In Woman on Top, Cruz plays Isabella Oliveira, who cooks in a little restaurant by the sea where her husband (Murilo Benicio) sings. Unfortunately, she suffers from horrible motion sickness, and can't stand riding in anything, even an elevator. She can handle it only if she drives, which includes sex. She has to be on top. Her husband, in a fit of macho-ness, cheats on her, and she leaves for San Francisco where her best friend, a drag queen called Monica (Harold Perrineau, Jr.) lives. It's not long before her cooking and her charm land her on a local cooking show which fast becomes a hit. But her husband comes looking for her to try to win her back.

Not many romantic comedies are about a married couple trying to work out their problems (most consider marriage a mystical fairyland that comes after the end of the film). I have to give Woman on Top a few more points for that, even though it doesn't go very deep into this territory. The husband suffers for his crime, but the reason he's forgiven is chalked up to magic.

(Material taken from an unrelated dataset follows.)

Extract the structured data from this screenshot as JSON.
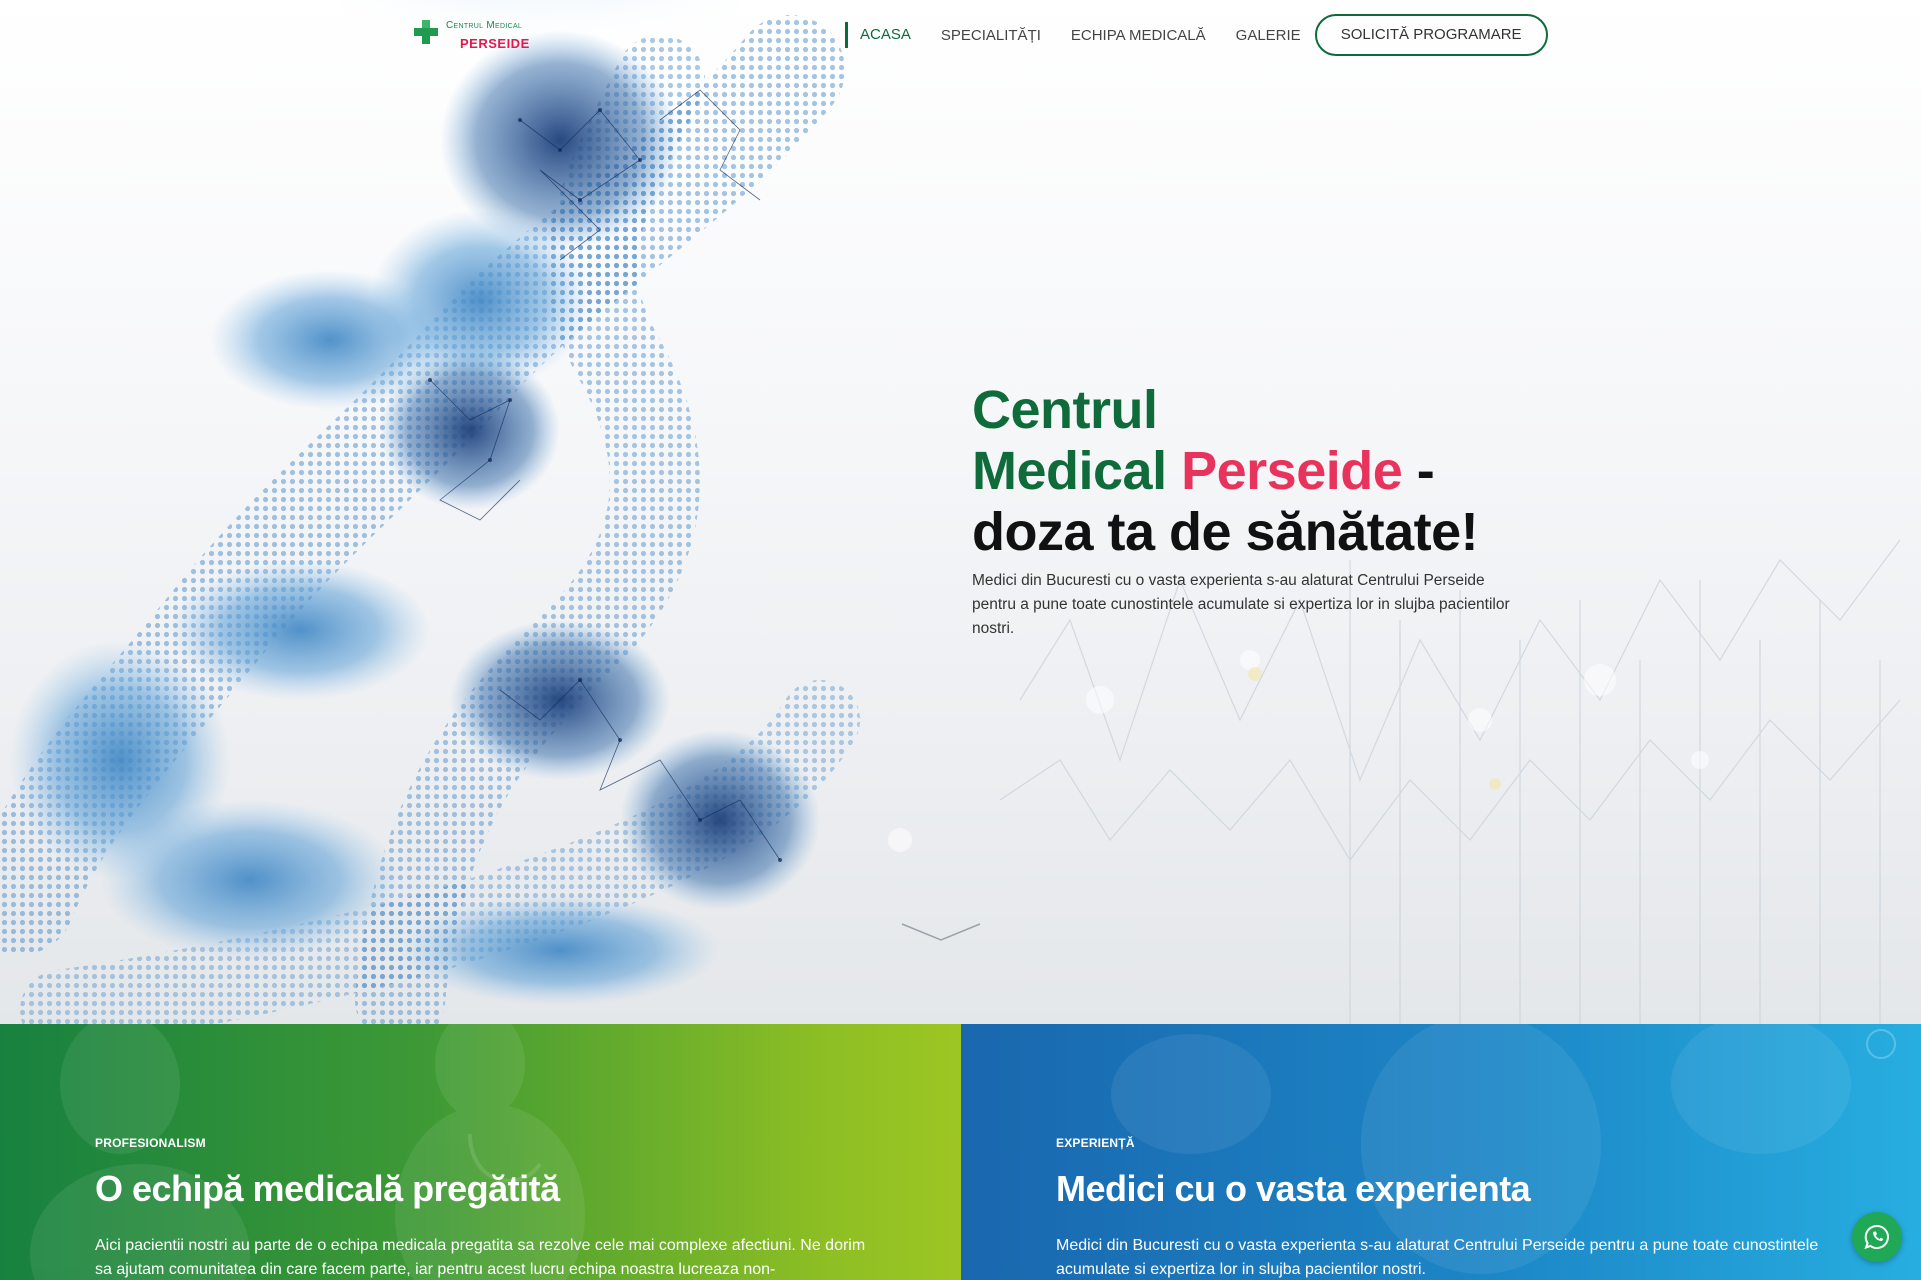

A bit of voodoo and witchcraft is involved in this as well. As far as food movies go, it's a lot like last year's fluffy Simply Irresistible (with Sarah Michelle Gellar), but more substantial. Yet it's not as solid as Like Water for Chocolate (1993), though, and not anywhere near the realm of the Great Food Movies, Tampopo (1986), Babette's Feast (1989) and Big Night (1996). Woman on Top is pretty lightweight. I would say it's like a food movie on a diet.